Snowden describes what the refugee families face daily living in Hong Kong.
Rodel and Keana, another refugee couple and their two children, and a third man were all living as refugees in Hong Kong in 2013. They were poor, prohibited from working by the Hong Kong government, living in cramped spaces.
"The bathroom sink was the kitchen sink," said Snowden. Over a period of about three weeks, he crowded into each of the families' three homes with them. It wasn't long before he moved on to Russia — but it was long enough to have a negative impact on Rodel and the others.

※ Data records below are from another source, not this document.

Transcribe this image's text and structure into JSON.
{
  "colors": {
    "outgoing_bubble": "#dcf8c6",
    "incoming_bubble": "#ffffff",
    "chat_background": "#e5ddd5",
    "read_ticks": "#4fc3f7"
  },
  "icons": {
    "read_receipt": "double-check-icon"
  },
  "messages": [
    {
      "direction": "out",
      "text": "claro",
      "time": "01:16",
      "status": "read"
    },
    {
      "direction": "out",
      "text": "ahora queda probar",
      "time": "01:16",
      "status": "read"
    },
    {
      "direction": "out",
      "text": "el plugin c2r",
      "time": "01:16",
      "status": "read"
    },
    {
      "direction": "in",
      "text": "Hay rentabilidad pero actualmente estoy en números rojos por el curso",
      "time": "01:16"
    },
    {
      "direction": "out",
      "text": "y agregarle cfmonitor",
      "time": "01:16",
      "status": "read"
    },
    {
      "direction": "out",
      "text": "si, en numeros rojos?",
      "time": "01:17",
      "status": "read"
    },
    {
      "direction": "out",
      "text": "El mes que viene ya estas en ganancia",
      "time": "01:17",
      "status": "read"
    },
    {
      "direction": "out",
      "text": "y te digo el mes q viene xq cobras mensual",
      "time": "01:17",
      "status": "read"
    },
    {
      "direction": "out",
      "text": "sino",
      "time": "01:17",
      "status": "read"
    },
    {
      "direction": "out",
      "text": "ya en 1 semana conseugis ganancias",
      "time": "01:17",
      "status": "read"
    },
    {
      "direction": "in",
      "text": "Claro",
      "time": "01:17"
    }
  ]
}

Their lives were already difficult, Snowden said. And once the Hong Kong government got wind through the movie leak that the families had sheltered Snowden, their situation got worse. Snowden says the government basically retaliated, removing their refugee stipends and access to food and housing.
Arsenault asks Snowden what it was like to realize that the very people who had helped him were being made to pay for it.
That's when Snowden says the effort to get the families refugee status in another country began. He believes Canada is best positioned to help them.
"These children are stateless and they will never live a free life unless they are welcomed into and protected by a state. And the only one who is in a position to do so right now, who has the legal framework to do so right now is Canada."
The only thing they did is they helped someone who was facing retaliation for telling the truth.- Edward Snowden
The paperwork requesting asylum from Canada was filed in early 2017 and Snowden says their situation is dire. He says the families will be deported to Sri Lanka where they where they claim to face torture and death threats. He is enormously grateful that Rodel and Keana are here, but says there is clearly something preventing the other five from being immediately brought to Canada, too.
"If this process is independent, If it's truly independent, they already would have been admitted. I believe and everyone else believes the only reason this process for admission has taken so long is simply because the Canadian government is bending over backwards not to create an appearance that might irritate the United States government."
That's because the United States still considers Snowden a traitor and he still faces charges in the U.S. related to his exposure of what was considered state secrets.
Snowden says that shouldn't matter.
"The only thing they did is they helped someone who was facing retaliation for telling the truth. And if that's something that Canada can't stand behind, that's something we need to know publicly rather than them sort of doing it privately."
He added, "Admitting these families is something Canada can be proud of. And seeing these families have a happy ending, I think in the fullness of history is something that the United States will be very much glad happened."